Many times, self-inquiry begins with the type of experience you’re describing. It takes this kind of pain to rattle the Separate Self enough to get it to pay attention – and to question if there is another way to approach your experience of life.
When I was in college, I worked as a “heart holder.” My job was to assist in cardiac surgeries by holding patients’ hearts in position while the surgeon attached vein grafts during bypass procedures. I usually joined the team surrounding the operating table about mid-way through the procedure after the heart had already been brought to a stop and a kind of slushy ice filled the chest cavity. When I was ready, the surgeon would reach into the open chest, grab the heart and position it – then take my hand and plunge it into the ice until my fingers wrapped around the heart just the way he wanted.
Obviously, my hand would be shocked to attention by the cold, and after a very short time, it would begin to ache. And at that point, I had a choice. I could protest the fact that the surgeon hurt my hand by placing it in the ice. Or I could work with the pain myself, seeking to discover what was on the other side of my suffering.

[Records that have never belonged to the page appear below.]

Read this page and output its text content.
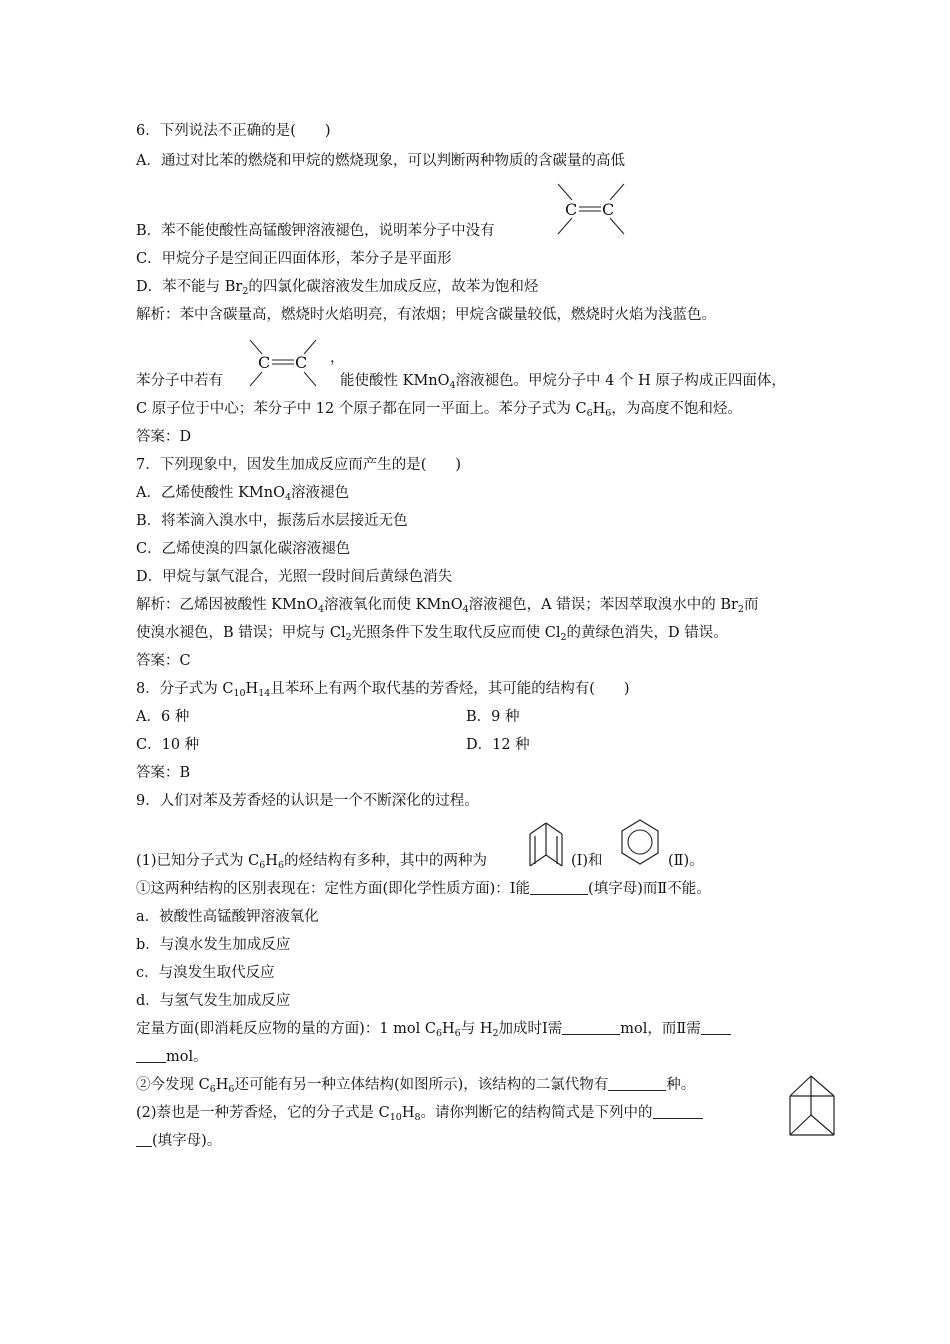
6．下列说法不正确的是(　　)
A．通过对比苯的燃烧和甲烷的燃烧现象，可以判断两种物质的含碳量的高低
C C
B．苯不能使酸性高锰酸钾溶液褪色，说明苯分子中没有
C．甲烷分子是空间正四面体形，苯分子是平面形
D．苯不能与 $Br_2$的四氯化碳溶液发生加成反应，故苯为饱和烃
解析：苯中含碳量高，燃烧时火焰明亮，有浓烟；甲烷含碳量较低，燃烧时火焰为浅蓝色。
C C ，
苯分子中若有	能使酸性 KMnO$_4$溶液褪色。甲烷分子中 4 个 H 原子构成正四面体，
C 原子位于中心；苯分子中 12 个原子都在同一平面上。苯分子式为 $C_6H_6$，为高度不饱和烃。
答案：D
7．下列现象中，因发生加成反应而产生的是(　　)
A．乙烯使酸性 KMnO$_4$溶液褪色
B．将苯滴入溴水中，振荡后水层接近无色
C．乙烯使溴的四氯化碳溶液褪色
D．甲烷与氯气混合，光照一段时间后黄绿色消失
解析：乙烯因被酸性 KMnO$_4$溶液氧化而使 KMnO$_4$溶液褪色，A 错误；苯因萃取溴水中的 $Br_2$而
使溴水褪色，B 错误；甲烷与 $Cl_2$光照条件下发生取代反应而使 $Cl_2$的黄绿色消失，D 错误。
答案：C
8．分子式为 $C_{10}H_{14}$且苯环上有两个取代基的芳香烃，其可能的结构有(　　)
A．6 种	B．9 种
C．10 种	D．12 种
答案：B
9．人们对苯及芳香烃的认识是一个不断深化的过程。
(1)已知分子式为 $C_6H_6$的烃结构有多种，其中的两种为	(Ⅰ)和	(Ⅱ)。
①这两种结构的区别表现在：定性方面(即化学性质方面)：Ⅰ能	(填字母)而Ⅱ不能。
a．被酸性高锰酸钾溶液氧化
b．与溴水发生加成反应
c．与溴发生取代反应
d．与氢气发生加成反应
定量方面(即消耗反应物的量的方面)：1 mol $C_6H_6$与 $H_2$加成时Ⅰ需	mol，而Ⅱ需
mol。
②今发现 $C_6H_6$还可能有另一种立体结构(如图所示)，该结构的二氯代物有	种。
(2)萘也是一种芳香烃，它的分子式是 $C_{10}H_8$。请你判断它的结构简式是下列中的
(填字母)。
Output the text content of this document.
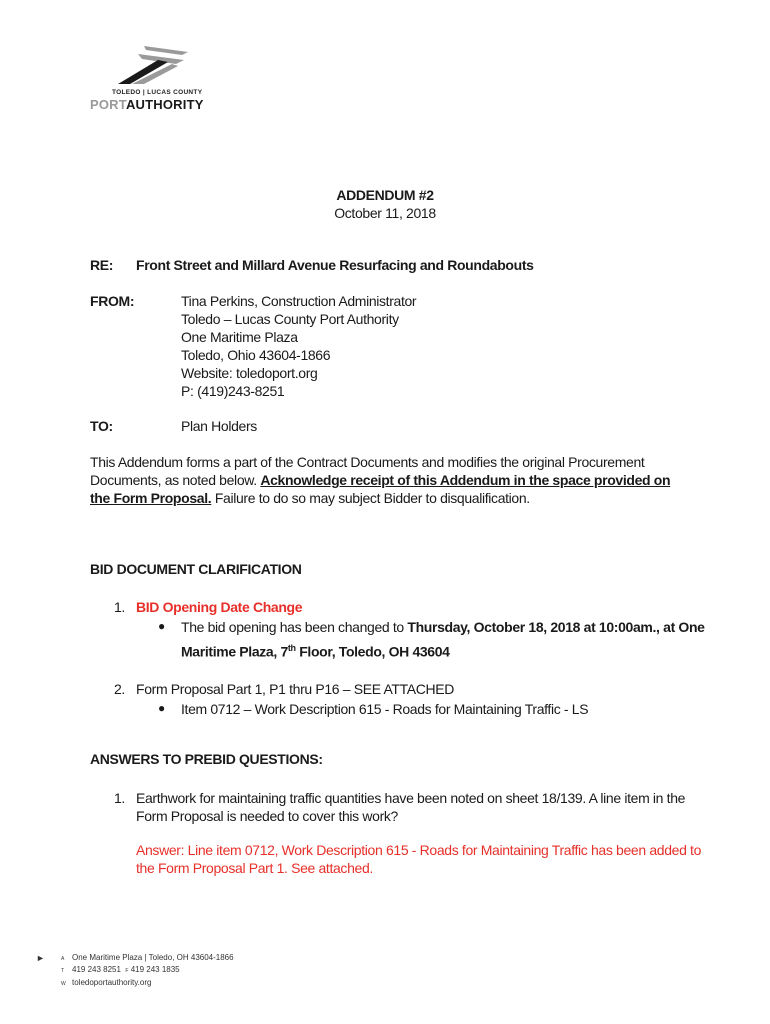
TOLEDO | LUCAS COUNTY
PORTAUTHORITY
ADDENDUM #2
October 11, 2018
RE: Front Street and Millard Avenue Resurfacing and Roundabouts
FROM:	Tina Perkins, Construction Administrator
Toledo – Lucas County Port Authority
One Maritime Plaza
Toledo, Ohio 43604-1866
Website: toledoport.org
P: (419)243-8251
TO:	Plan Holders
This Addendum forms a part of the Contract Documents and modifies the original Procurement Documents, as noted below. Acknowledge receipt of this Addendum in the space provided on the Form Proposal. Failure to do so may subject Bidder to disqualification.
BID DOCUMENT CLARIFICATION
1. BID Opening Date Change
● The bid opening has been changed to Thursday, October 18, 2018 at 10:00am., at One
Maritime Plaza, 7th Floor, Toledo, OH 43604
2. Form Proposal Part 1, P1 thru P16 – SEE ATTACHED
● Item 0712 – Work Description 615 - Roads for Maintaining Traffic - LS
ANSWERS TO PREBID QUESTIONS:
1. Earthwork for maintaining traffic quantities have been noted on sheet 18/139. A line item in the
Form Proposal is needed to cover this work?
Answer: Line item 0712, Work Description 615 - Roads for Maintaining Traffic has been added to
the Form Proposal Part 1. See attached.
►	A One Maritime Plaza | Toledo, OH 43604-1866
T 419 243 8251 F 419 243 1835
W toledoportauthority.org
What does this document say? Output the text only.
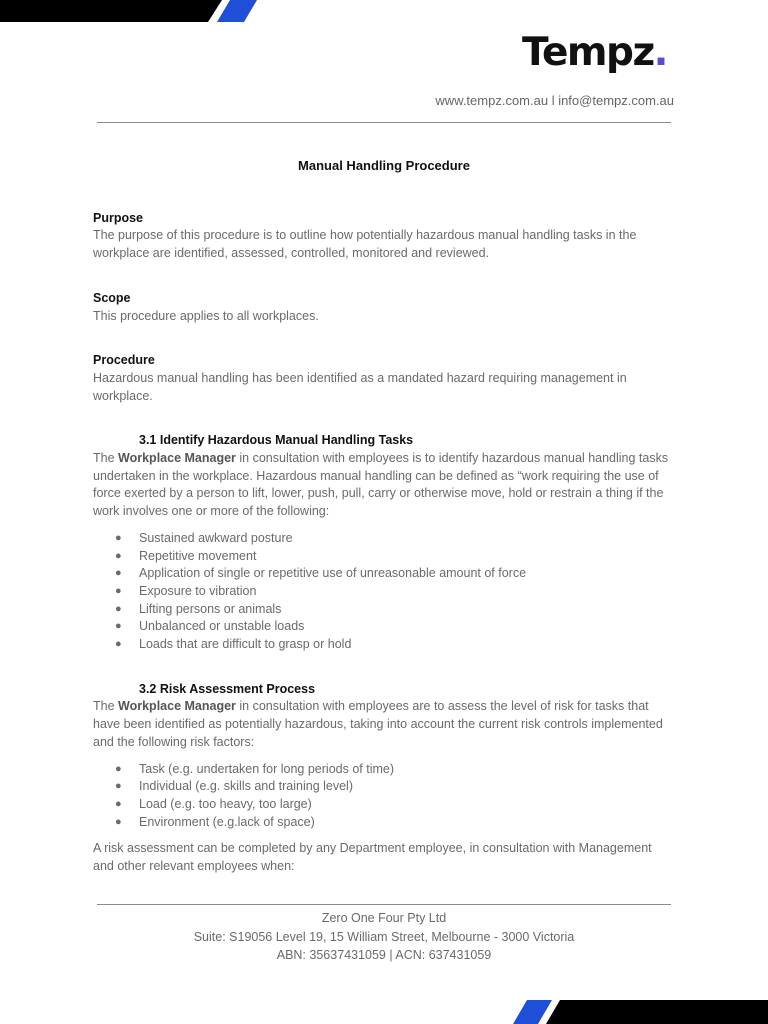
Tempz.
www.tempz.com.au l info@tempz.com.au
Manual Handling Procedure
Purpose

The purpose of this procedure is to outline how potentially hazardous manual handling tasks in the workplace are identified, assessed, controlled, monitored and reviewed.

Scope

This procedure applies to all workplaces.

Procedure

Hazardous manual handling has been identified as a mandated hazard requiring management in workplace.

3.1 Identify Hazardous Manual Handling Tasks

The Workplace Manager in consultation with employees is to identify hazardous manual handling tasks undertaken in the workplace. Hazardous manual handling can be defined as “work requiring the use of force exerted by a person to lift, lower, push, pull, carry or otherwise move, hold or restrain a thing if the work involves one or more of the following:

● Sustained awkward posture
● Repetitive movement
● Application of single or repetitive use of unreasonable amount of force
● Exposure to vibration
● Lifting persons or animals
● Unbalanced or unstable loads
● Loads that are difficult to grasp or hold
3.2 Risk Assessment Process

The Workplace Manager in consultation with employees are to assess the level of risk for tasks that have been identified as potentially hazardous, taking into account the current risk controls implemented and the following risk factors:

● Task (e.g. undertaken for long periods of time)
● Individual (e.g. skills and training level)
● Load (e.g. too heavy, too large)
● Environment (e.g.lack of space)

A risk assessment can be completed by any Department employee, in consultation with Management and other relevant employees when:

Zero One Four Pty Ltd
Suite: S19056 Level 19, 15 William Street, Melbourne - 3000 Victoria
ABN: 35637431059 | ACN: 637431059
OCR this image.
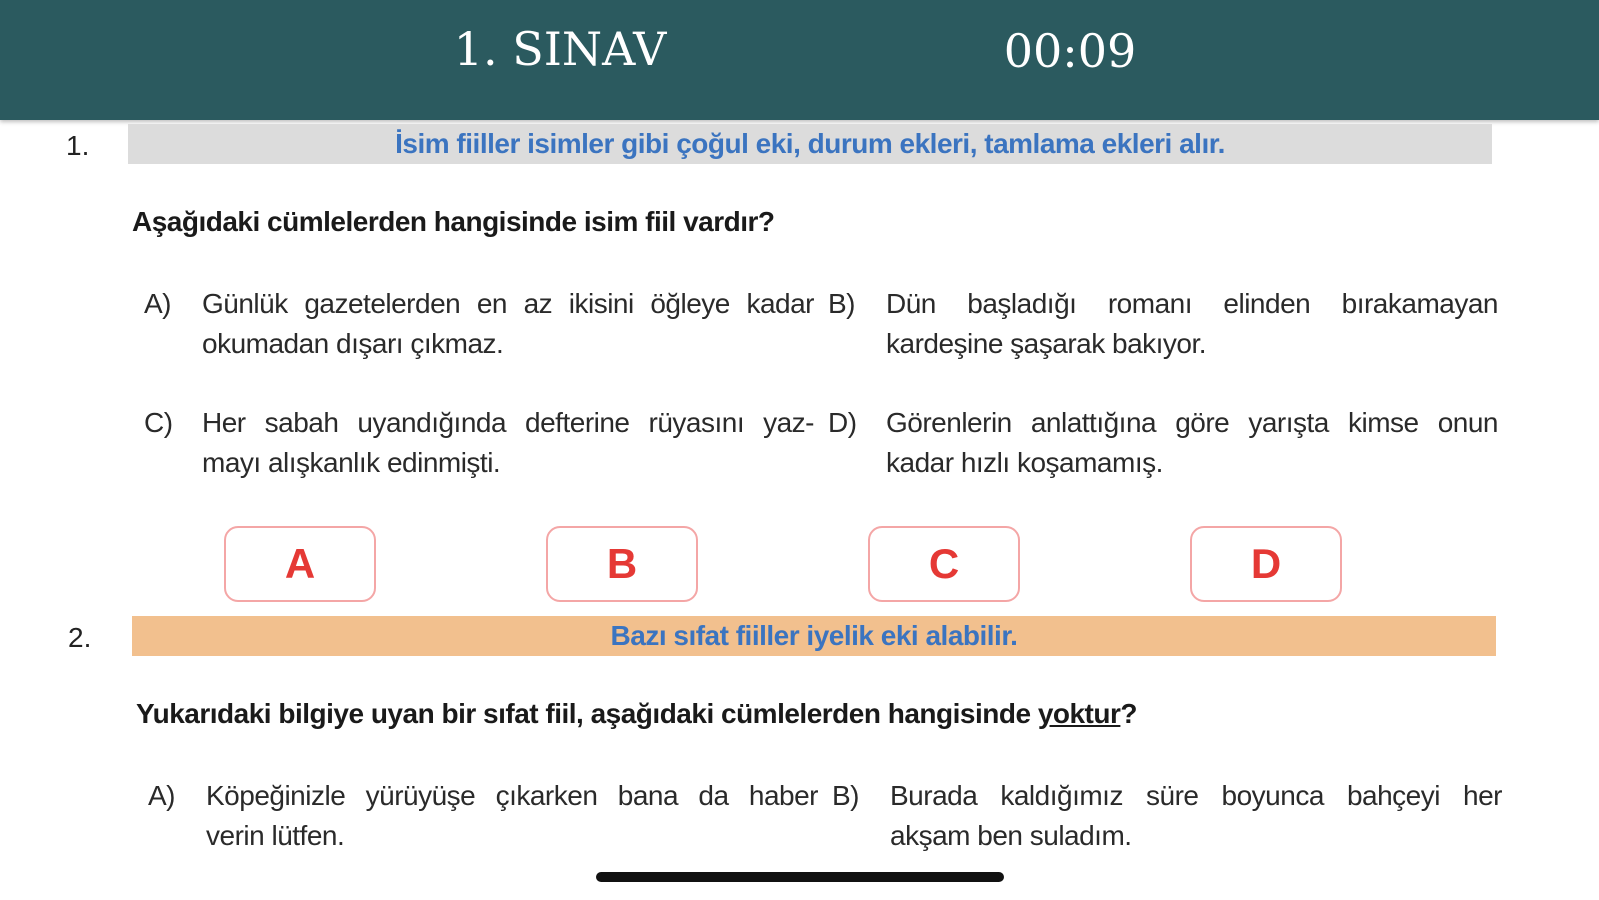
1. SINAV	00:09
1.	İsim fiiller isimler gibi çoğul eki, durum ekleri, tamlama ekleri alır.
Aşağıdaki cümlelerden hangisinde isim fiil vardır?
A)	Günlük gazetelerden en az ikisini öğleye kadar okumadan dışarı çıkmaz.
B)	Dün başladığı romanı elinden bırakamayan kardeşine şaşarak bakıyor.
C)	Her sabah uyandığında defterine rüyasını yaz-mayı alışkanlık edinmişti.
D)	Görenlerin anlattığına göre yarışta kimse onun kadar hızlı koşamamış.
A	B	C	D
2.	Bazı sıfat fiiller iyelik eki alabilir.
Yukarıdaki bilgiye uyan bir sıfat fiil, aşağıdaki cümlelerden hangisinde yoktur?
A)	Köpeğinizle yürüyüşe çıkarken bana da haber verin lütfen.
B)	Burada kaldığımız süre boyunca bahçeyi her akşam ben suladım.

So, while my hand was adjusting to being frozen, I remember meditating on what I thought of as “the collective heart of humanity.” I would focus on being part of a global pulse, I’d feel my heart beating and know it was the same life as the heart I was holding. As I did this, at some point, my hand would “merge with the scene” and the pain would subside into a pure focus on the external world. This is what I now call being in the “Surface Moment” – the first step in The Path of Non-separation.
If I may, I’d suggest sticking with your inquiry into The Culture of Separation and question how and why the world gets ahead of itself when it comes to protests. Recognize that force from the place of weakness isn’t power from the place of depth. Recognize that force is unsustainable while power from the depth of Non-separation is unshakeable.